Underfill and Flux Compatibility from a Curing PerspectiveAuthors: Kevin Tan, Juan Sun, Pong Yew Kong, Casey Ng
Company: Henkel Corporation and Nanyang Technological University
Date Published: 4/18/2012 Conference: Symposium
The flip chip process requires the use of solder flux to remove the oxide layers from the bond pads and allow the solder joint to form. In addition, the flux also acts as a protective layer that prevents subsequent oxidation after the joint formation. Traditionally, water soluble solder paste is used and the flux residues after reflow are washed off before the underfill process. The miniaturization of electronics devices and consequent reduction in gap height, in addition to the lead free regulation have made the cleaning process very challenging in recent years. In addition, many manufacturers are moving towards the no-clean solder paste technology where flux residues are left on the board after the reflow process. In this process, there is direct contact between the flux residue and the underfill. Hence, flux compatibility is becoming an increasing important criterion for materials selection but it is puzzling that many manufacturers still do not see the importance of this aspect. In fact, there is a wide selection of underfill chemistries in the market today.

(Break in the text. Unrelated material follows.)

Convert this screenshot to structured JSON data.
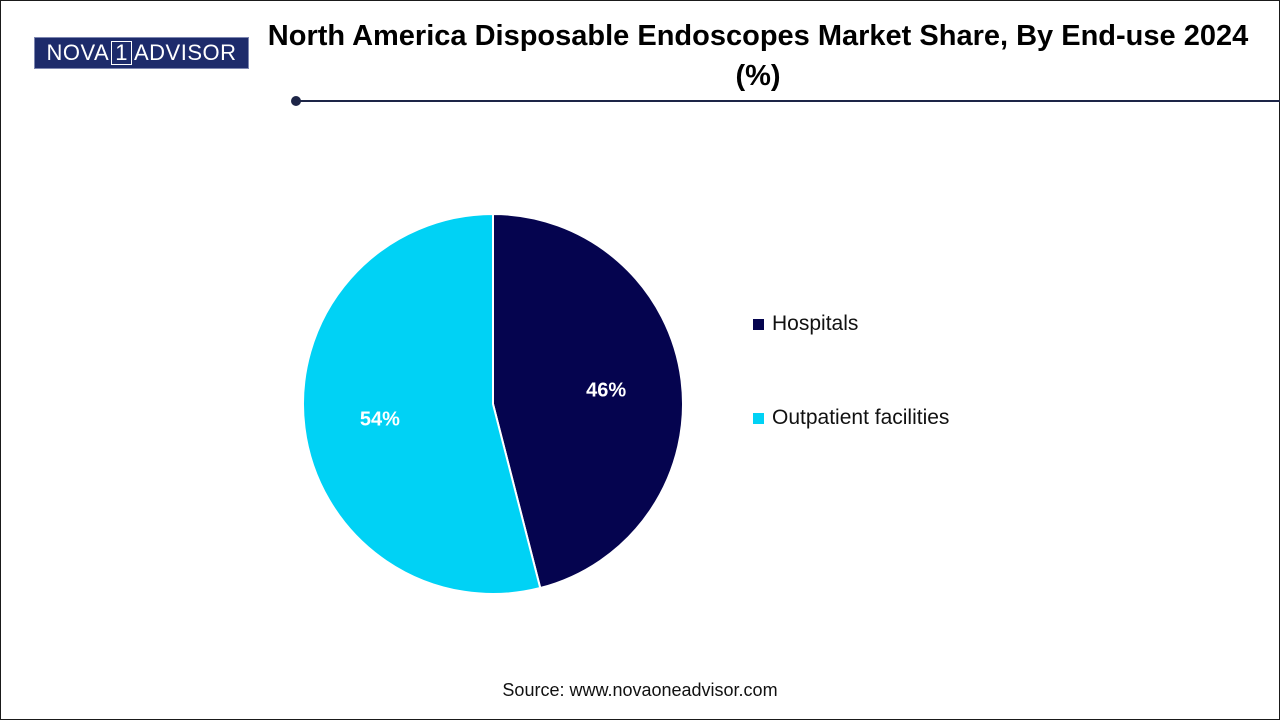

Flux compatibility can be classified in two ways, namely chemical flux compatibility and physical flux compatibility. Physical flux compatibility refers to the flux residue effect on the flow ability and the substrate wettabilty of the underfill. This area has been well studied by Jinlin Wang from Intel Corporation using quartz dies. On the contrary, the field of chemical flux compatibility, which is compatibility from the curing perspective, is relatively less studied. Previous attempts to study chemical compatibility are largely limited to the anhydride chemistry underfill. In the industry, the wide variety of underfill chemistries used include the anhydride underfill, cyanate ester underfill, cationic underfill, amine underfill, phenol underfill as well as the catalyst assisted amine underfill. Each of the different chemistry has its pros and cons and the selection of a particular candidate really depends on the application itself, for example, the cationic cure underfill has a latent heat catalyst that enables the user to cure the underfill at very rapid rate at a low temperature. A selection of six underfills was studied in relation to three halide free and one halogen free solder paste for chemical compatibility.